I’m Mingyang Yin—a PhD student at the University of Waterloo, supervised by Prof. Shane McIntosh. I am posting to request access to the CircleCI build records for my research project. The study we are planning is about the impact of CI runner size (such as CPU and memory) and how developers are using it. After comparing several CI services, we found that unlike many competitors, CircleCI allows users to configure the runner sizes. This makes Circle CI an ideal platform for us to conduct our study.
We tried to use the CircleCI API to collect data about open-source projects that use the platform, but we found that permissions do not allow us to access projects that we do not own.
Would you be willing to grant us access to this data? We will only use the data for academic purposes.
Thanks for considering my request! Don’t hesitate to ask if you have any questions or if you need any additional information from me.
Your best bet will be to open a ticket via the support page
https://support.circleci.com
I do not work for CircleCI, but you may want to take a look at their privacy policy here
https://circleci.com/legal/privacy/
This will give you an idea of the complications of data rules and laws CircleCI operates under. Once you combine USA, EU, UK, Swiss and California rules on data collection and transfers things get rather complicated.
As a side note and depending on the amount of resources you have available you may want to read up on self-hosted runners.
The reason being is that any stats collected by CircleCI systems are not going to be consistent over time as
CircleCI may choose to change the level of equipment they use from vendors such as AWS and Google.

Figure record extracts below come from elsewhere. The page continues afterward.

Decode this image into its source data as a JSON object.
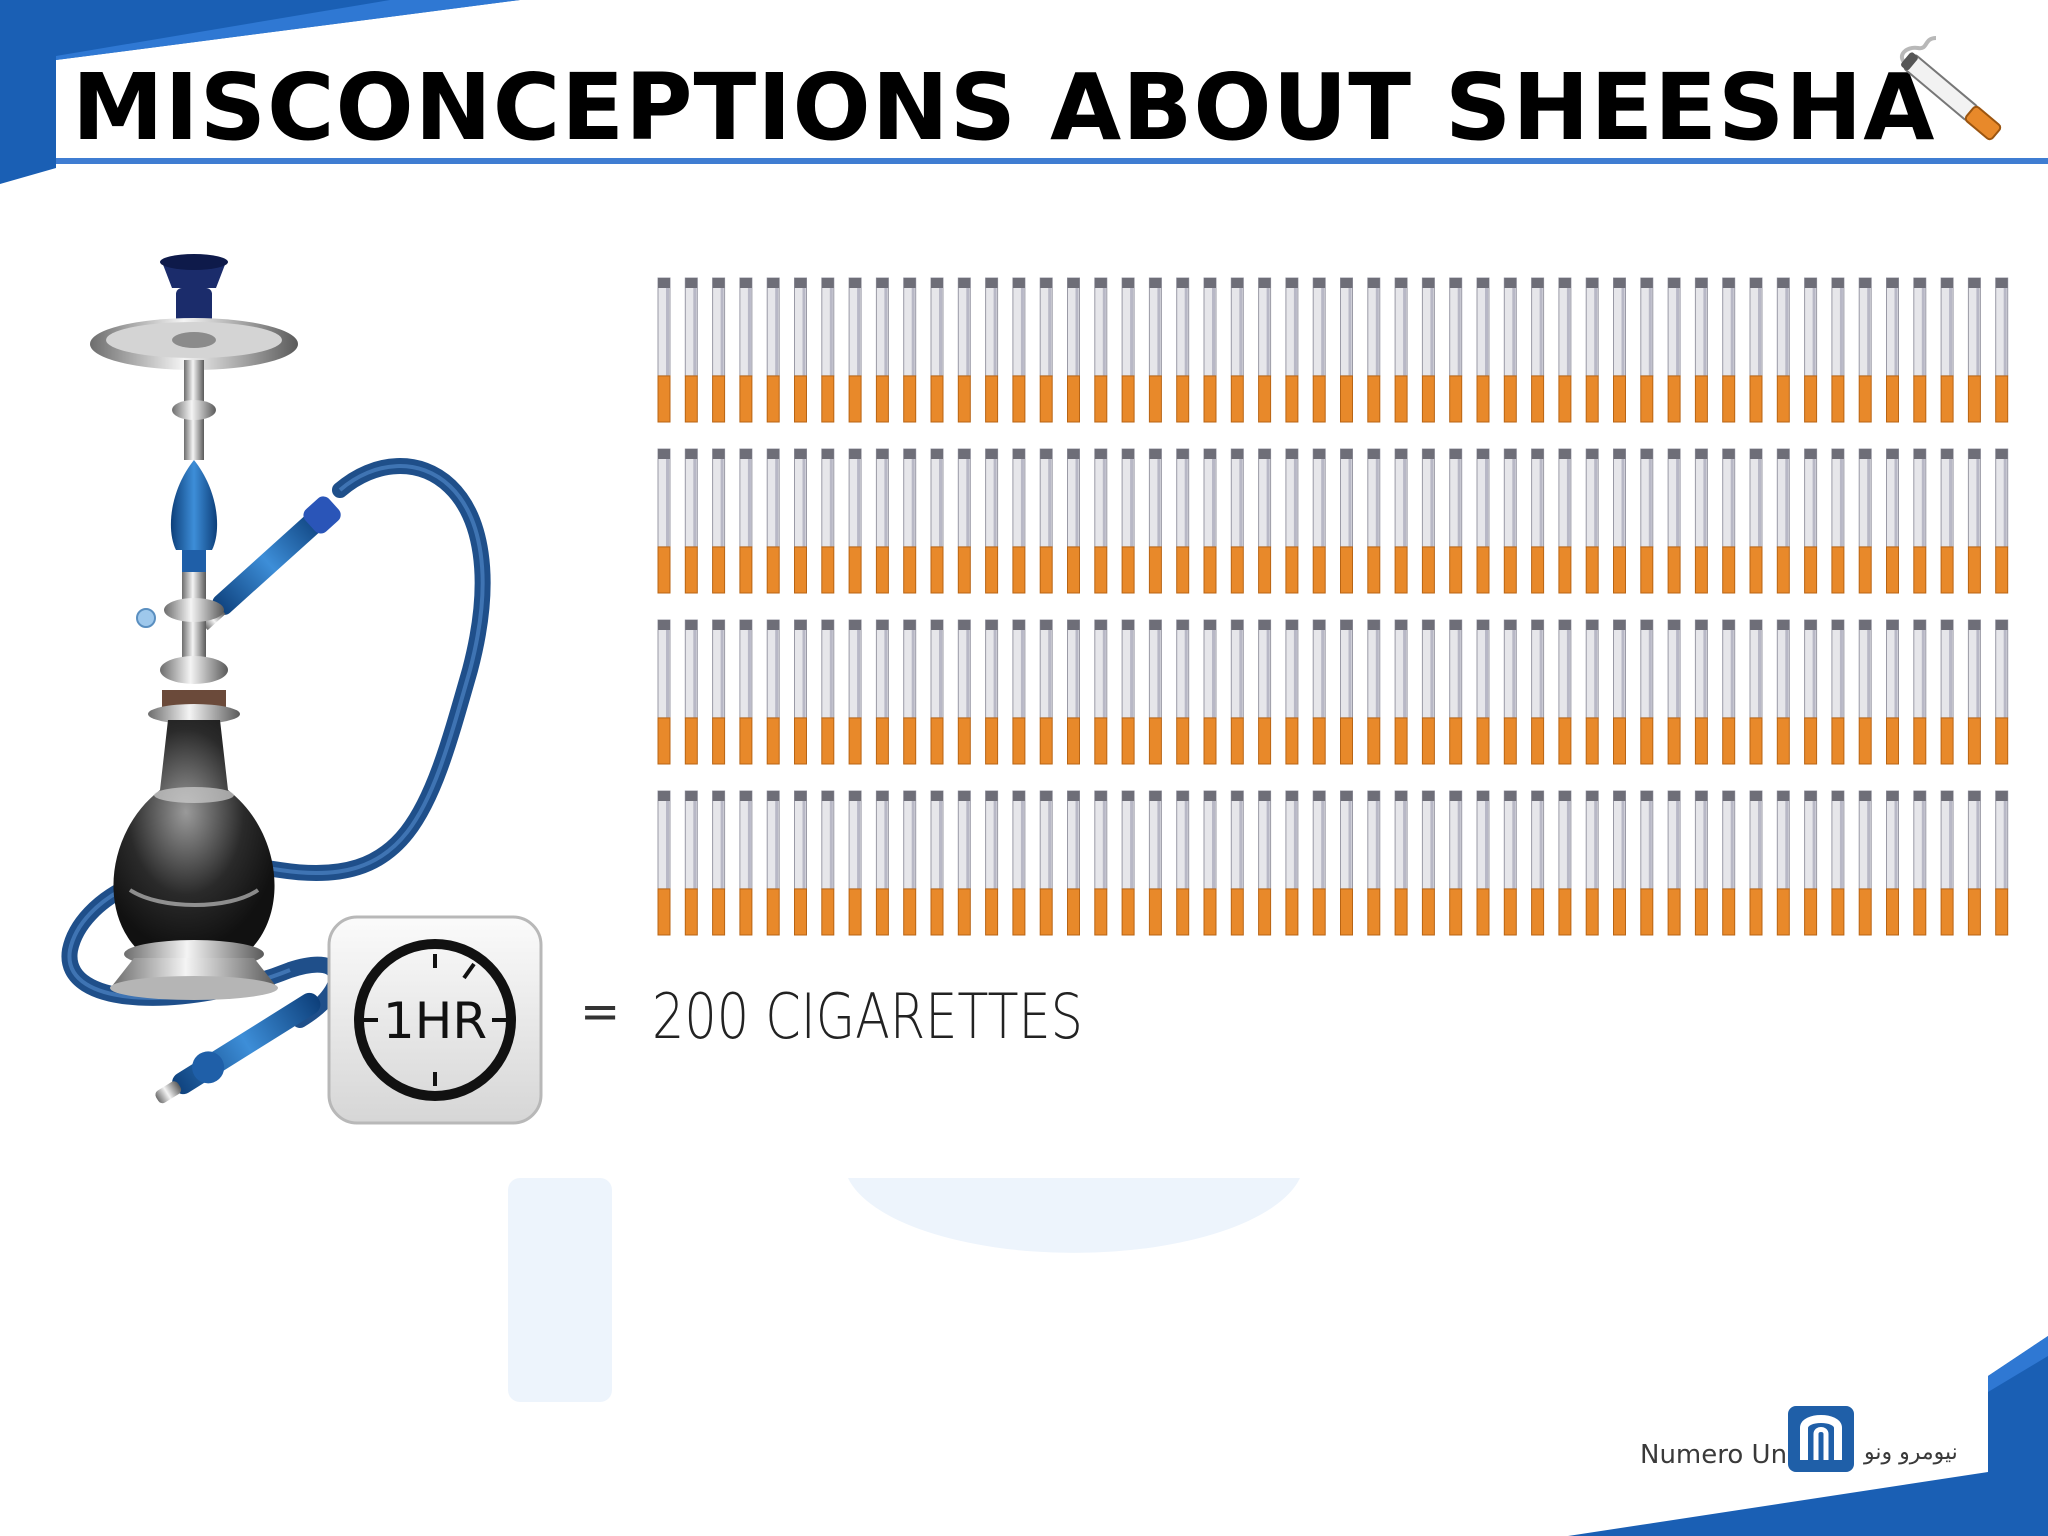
{
  "slide": {
    "title": "MISCONCEPTIONS ABOUT SHEESHA",
    "timer_label": "1HR",
    "equals_sign": "=",
    "comparison_text": "200 CIGARETTES",
    "cigarette_grid": {
      "rows": 4,
      "per_row": 50,
      "total": 200
    },
    "logo": {
      "english": "Numero Uno",
      "arabic": "نيومرو ونو"
    }
  },
  "colors": {
    "accent_blue": "#3f7dd2",
    "corner_blue": "#1a5fb4",
    "cigarette_filter": "#e8892a",
    "cigarette_paper": "#e6e6ea",
    "hookah_blue": "#1f5fa8"
  },
  "icons": [
    "cigarette-icon",
    "hookah-icon",
    "clock-icon",
    "logo-mark-icon"
  ]
}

As long as such changes only improve things CircleCI does not need to even make any formal announcements about such changes.
Both AWS and Google may change the systems that they provide their services on. Again any improvements do not need to be documented.
The open source code base changes over time.
The open source projects can change the project structures and the tasks performed during a build at any time.
The open-source projects are unlikely to be changing the size of runners they are using, so you will not gain access to data for a project that allows you to compare between different runners.
The result is that timings between runs are more an indication of performance, rather than a concrete value that you can build upon.
So this is where using a self-hosted runner comes in. If you can source a system with any form of virtualization software to deploy one or more defined runners you can then fork the open-source projects and vary all the build environment parameters in a controlled way, with everything being repeatable for the life of your project.
Thanks for your reply. While using self-hosted runners for evaluation can help us get repeatable results, we do think historical build data are meaningful because they reveal the real cost of CI. I will take your advice and open a ticket.
Another thing to note is that most opensource projects that build on CircleCI are unlikely to be optimised for cost as CircleCI provides 400,000 free credits per month to open-source projects. It is more likely that anyone using this offer will optimise for ease and speed of use.